Individual state regulations may differ from ours and often apply to any fish landed regardless of if it was caught in state or federal waters.
Recreational Anglers: Ensuring the Health of Cod and Haddock
Cod's importance to New England, and by extension American history, is undeniable. Cod has defined New England for centuries and fishermen have always been important partners in protecting this historic fish. Check out the video below for tips and techniques for avoiding cod and catching haddock to help ensure the sustainability of the Nations’ fishery resources.
Saltwater Fishing Permits
Anglers aged 16 or older need a permit to fish in federal waters. All of the states in the Greater Atlantic Region also have saltwater fishing license and/or registration requirements. You should obtain your license from the state you fish from that will meet both of these requirements. If you fish from multiple states, you may need a permit from each.
Recreational and for-hire fishing for tunas, sharks, swordfish, and billfish must be done from a vessel that has a federal Highly Migratory Species permit.
Owners and operators of for-hire vessels, as well as recreational tilefish vessels, that fish in federal waters must get permits from GARFO. In some states, owners and operators of charter boats, head boats, and guide boats must register their vessels with NOAA.
If you are still not sure whether you need to register with NOAA to go fishing, visit this website.
Saltwater Fishing Regulations
- Recreational Saltwater Fishing Regulations
- Try the FishRules app on your smart device. FishRules provides updated saltwater fishing regulations for federal and state waters from Maine to Texas.
National Recreational Fisheries Policy Guides
NOAA Marine Services
- Marine Weather Forecasts
- Nautical Charts
- Sea Conditions (National Data Buoy Center)
- Take Me Fishing
- Charts and Data
NOAA’s Marine Recreational Information Program (MRIP)
Through our Marine Recreational Information Program, we develop, improve, and implement surveys that measure how many trips saltwater anglers take and how many fish they catch. This vital information—combined with other data such as commercial fishing catch and biological research—enables scientists and managers to assess and maintain sustainable U.S. fish stocks.

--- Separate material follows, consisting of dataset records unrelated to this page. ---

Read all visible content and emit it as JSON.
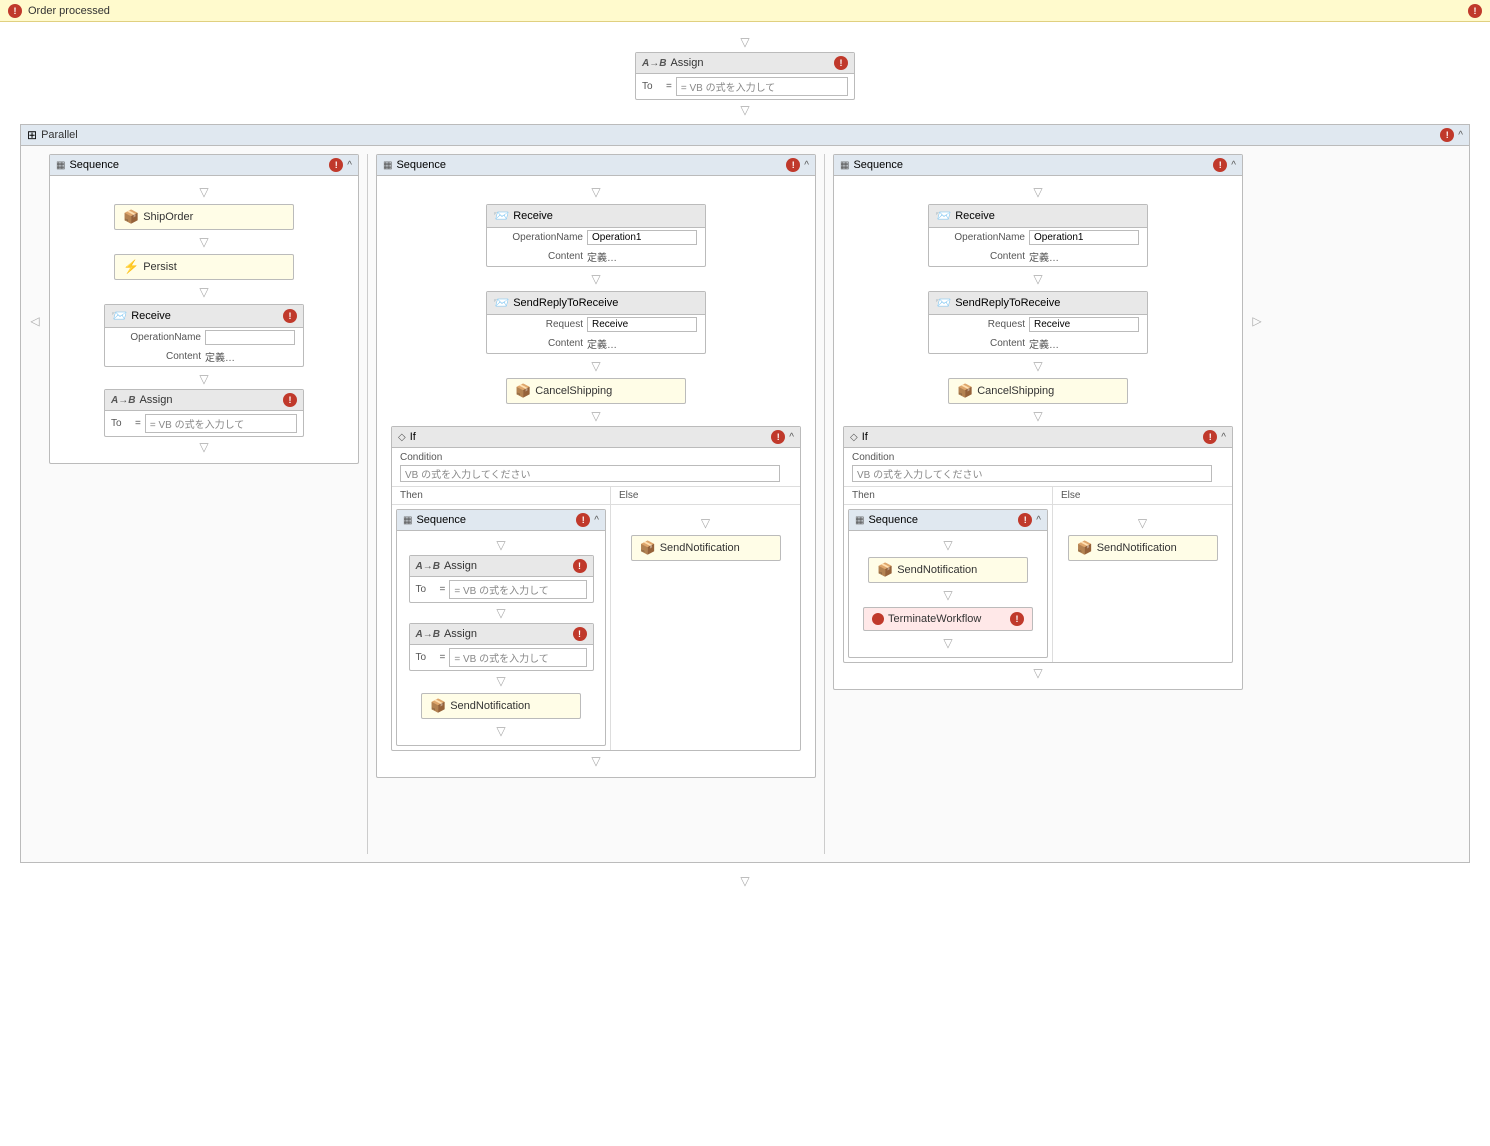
{
  "topBar": {
    "title": "Order processed",
    "errorBadge": "!"
  },
  "canvas": {
    "topAssign": {
      "label": "Assign",
      "iconText": "A→B",
      "toLabel": "To",
      "inputValue": "= VB の式を入力して",
      "errorBadge": "!"
    },
    "parallel": {
      "label": "Parallel",
      "errorBadge": "!",
      "collapseIcon": "^",
      "leftSequence": {
        "label": "Sequence",
        "errorBadge": "!",
        "collapseIcon": "^",
        "shipOrder": {
          "label": "ShipOrder",
          "icon": "📦"
        },
        "persist": {
          "label": "Persist",
          "icon": "⚡"
        },
        "receive": {
          "label": "Receive",
          "icon": "📨",
          "operationNameLabel": "OperationName",
          "operationNameValue": "",
          "contentLabel": "Content",
          "contentValue": "定義…",
          "errorBadge": "!"
        },
        "assign": {
          "label": "Assign",
          "iconText": "A→B",
          "toLabel": "To",
          "inputValue": "= VB の式を入力して",
          "errorBadge": "!"
        }
      },
      "middleSequence": {
        "label": "Sequence",
        "errorBadge": "!",
        "collapseIcon": "^",
        "receive": {
          "label": "Receive",
          "icon": "📨",
          "operationNameLabel": "OperationName",
          "operationNameValue": "Operation1",
          "contentLabel": "Content",
          "contentValue": "定義…"
        },
        "sendReply": {
          "label": "SendReplyToReceive",
          "icon": "📨",
          "requestLabel": "Request",
          "requestValue": "Receive",
          "contentLabel": "Content",
          "contentValue": "定義…"
        },
        "cancelShipping": {
          "label": "CancelShipping",
          "icon": "📦"
        },
        "ifActivity": {
          "label": "If",
          "errorBadge": "!",
          "collapseIcon": "^",
          "conditionLabel": "Condition",
          "conditionValue": "VB の式を入力してください",
          "thenLabel": "Then",
          "elseLabel": "Else",
          "thenSequence": {
            "label": "Sequence",
            "errorBadge": "!",
            "collapseIcon": "^",
            "assign1": {
              "label": "Assign",
              "iconText": "A→B",
              "toLabel": "To",
              "inputValue": "= VB の式を入力して",
              "errorBadge": "!"
            },
            "assign2": {
              "label": "Assign",
              "iconText": "A→B",
              "toLabel": "To",
              "inputValue": "= VB の式を入力して",
              "errorBadge": "!"
            },
            "sendNotification": {
              "label": "SendNotification",
              "icon": "📦"
            }
          },
          "elseContent": {
            "sendNotification": {
              "label": "SendNotification",
              "icon": "📦"
            }
          }
        }
      },
      "rightSequence": {
        "label": "Sequence",
        "errorBadge": "!",
        "collapseIcon": "^",
        "receive": {
          "label": "Receive",
          "icon": "📨",
          "operationNameLabel": "OperationName",
          "operationNameValue": "Operation1",
          "contentLabel": "Content",
          "contentValue": "定義…"
        },
        "sendReply": {
          "label": "SendReplyToReceive",
          "icon": "📨",
          "requestLabel": "Request",
          "requestValue": "Receive",
          "contentLabel": "Content",
          "contentValue": "定義…"
        },
        "cancelShipping": {
          "label": "CancelShipping",
          "icon": "📦"
        },
        "ifActivity": {
          "label": "If",
          "errorBadge": "!",
          "collapseIcon": "^",
          "conditionLabel": "Condition",
          "conditionValue": "VB の式を入力してください",
          "thenLabel": "Then",
          "elseLabel": "Else",
          "thenSequence": {
            "label": "Sequence",
            "errorBadge": "!",
            "collapseIcon": "^",
            "sendNotification": {
              "label": "SendNotification",
              "icon": "📦"
            },
            "terminateWorkflow": {
              "label": "TerminateWorkflow",
              "errorBadge": "!"
            }
          },
          "elseContent": {
            "sendNotification": {
              "label": "SendNotification",
              "icon": "📦"
            }
          }
        }
      }
    }
  },
  "icons": {
    "arrowDown": "▽",
    "arrowLeft": "◁",
    "arrowRight": "▷",
    "collapse": "∧",
    "error": "!",
    "shipOrderIcon": "🟡",
    "persistIcon": "⚡",
    "receiveIcon": "🟡",
    "sendIcon": "🟡",
    "cancelIcon": "🟡",
    "sendNotifIcon": "🟡",
    "terminateIcon": "●"
  }
}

Best Practices and Ethical Angling
By using a few simple techniques, recreational fishermen can greatly increase the chances that the fish they catch and release will survive. There are many great tips in the links below:
Catch and Release Fishing
Depending on the depth at which the fish was caught, a fish’s air bladder may swell so much its stomach is forced out its mouth. The eyes may bulge and other organs can be injured as well. Fish suffering from pressure-related injuries are said to be experiencing barotrauma (pressure shock).
Without intervention, a fish with barotrauma may die from the progression of its wounds or succumb to temperature shock or predators. “Floaters” – overly inflated fish that cannot re-descend on their own – are especially easy targets for sea birds and seals.

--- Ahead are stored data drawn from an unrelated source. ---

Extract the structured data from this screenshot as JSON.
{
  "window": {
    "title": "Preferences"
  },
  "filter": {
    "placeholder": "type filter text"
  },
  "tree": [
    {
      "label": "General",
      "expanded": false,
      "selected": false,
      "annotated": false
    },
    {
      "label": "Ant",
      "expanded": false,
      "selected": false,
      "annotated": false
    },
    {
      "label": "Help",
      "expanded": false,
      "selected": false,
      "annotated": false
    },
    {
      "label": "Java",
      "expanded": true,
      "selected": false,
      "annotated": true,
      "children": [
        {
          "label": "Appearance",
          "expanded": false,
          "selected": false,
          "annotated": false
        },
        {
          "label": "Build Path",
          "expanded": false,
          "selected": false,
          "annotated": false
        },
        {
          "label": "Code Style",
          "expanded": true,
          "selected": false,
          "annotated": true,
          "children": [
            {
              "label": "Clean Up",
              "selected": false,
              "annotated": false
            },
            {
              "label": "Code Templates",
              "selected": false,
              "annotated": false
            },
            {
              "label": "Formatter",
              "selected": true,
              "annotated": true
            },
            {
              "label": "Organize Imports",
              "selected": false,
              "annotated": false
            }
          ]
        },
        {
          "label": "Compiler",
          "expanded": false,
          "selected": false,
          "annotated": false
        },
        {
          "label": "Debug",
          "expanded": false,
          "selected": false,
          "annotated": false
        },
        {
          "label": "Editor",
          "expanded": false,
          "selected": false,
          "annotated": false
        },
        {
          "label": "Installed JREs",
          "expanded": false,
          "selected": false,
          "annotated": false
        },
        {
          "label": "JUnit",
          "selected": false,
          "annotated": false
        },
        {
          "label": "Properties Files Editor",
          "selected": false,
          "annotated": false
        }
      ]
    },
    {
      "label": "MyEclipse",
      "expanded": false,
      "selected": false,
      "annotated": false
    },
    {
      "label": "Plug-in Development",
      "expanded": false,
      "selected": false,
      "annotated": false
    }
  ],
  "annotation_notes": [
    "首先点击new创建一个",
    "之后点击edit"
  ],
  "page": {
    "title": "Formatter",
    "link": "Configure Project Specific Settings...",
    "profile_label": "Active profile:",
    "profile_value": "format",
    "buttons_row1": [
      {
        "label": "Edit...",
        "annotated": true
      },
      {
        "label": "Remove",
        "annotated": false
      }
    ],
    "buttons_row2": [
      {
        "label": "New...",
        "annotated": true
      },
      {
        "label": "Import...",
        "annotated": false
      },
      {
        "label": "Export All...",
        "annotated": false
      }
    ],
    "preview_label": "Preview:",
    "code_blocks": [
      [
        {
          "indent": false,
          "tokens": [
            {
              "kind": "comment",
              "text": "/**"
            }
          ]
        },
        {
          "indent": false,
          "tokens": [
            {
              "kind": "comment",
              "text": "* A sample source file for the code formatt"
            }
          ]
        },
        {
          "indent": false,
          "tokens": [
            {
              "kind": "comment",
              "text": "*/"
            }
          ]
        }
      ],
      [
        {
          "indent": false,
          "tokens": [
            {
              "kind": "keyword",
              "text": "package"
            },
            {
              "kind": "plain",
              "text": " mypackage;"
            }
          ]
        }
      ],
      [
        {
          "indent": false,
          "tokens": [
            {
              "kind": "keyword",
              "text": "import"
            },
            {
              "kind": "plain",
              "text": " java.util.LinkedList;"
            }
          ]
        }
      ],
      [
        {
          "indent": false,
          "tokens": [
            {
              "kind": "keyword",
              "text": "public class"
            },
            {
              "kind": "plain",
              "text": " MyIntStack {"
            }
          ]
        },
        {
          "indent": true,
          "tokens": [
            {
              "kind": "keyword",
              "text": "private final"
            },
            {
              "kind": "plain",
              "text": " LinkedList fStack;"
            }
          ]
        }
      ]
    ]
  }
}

There are a number of tools and techniques to reduce barotrauma in released fish. Tools like inverted hooks or pressure-released clamps enable you to return fish to the appropriate depth. Check out this video for more information on reducing barotrauma and increasing survival.
Saltwater Fishing Permit Requirements for the Charter and Party Fleet
If you are a for-hire captain fishing in federal waters (3–200 nautical miles offshore) for one of the saltwater species listed below, you must have a valid Greater Atlantic Region Vessel Charter/Party Permit.
- Summer Flounder, Black Sea Bass, Scup
- Atlantic Mackerel, Squid, Butterfish
- Golden/Blueline Tilefish (North of the North Carolina/Virginia border)
- Chub Mackerel (North of the South Carolina/North Carolina border as of January 2020)
- New England Groundfish (includes cod, haddock, pollock, hakes, and flounders)
Vessel operators are also required to have a Federal Vessel Operator Permit.
If you have a Northeast Multispecies Limited Access Permit, you do not need the Northeast Multispecies Charter/Party Permit to carry passengers for hire on groundfish trips.
All permits are free and will be issued within 30 days of receipt of your complete application.
For-hire fishing for tunas, sharks, swordfish, and billfish must be done from a vessel that has a federal Highly Migratory Species permit.
Reporting Requirements for the Charter and Party Fleet
As of March 12, 2018, vessels issued a charter/party permit for a Mid-Atlantic managed fishery (summer flounder, scup, black sea bass, mackerel, squid, butterfish, spiny dogfish, bluefish, and tilefish) are required to submit electronic vessel trip reports within 48 hours for all trips carrying passengers for hire. All other current reporting requirements remain in effect.
If you need assistance with reporting your catch, contact our Vessel Reporting Helpdesk at (978) 281-9188, or your local Greater Atlantic Region Port Agent.
Fishing Tips to Protect Sea Turtles and Marine Mammals
Find out how you can prevent unintentional capture or injury of sea turtles and marine mammals while saltwater fishing.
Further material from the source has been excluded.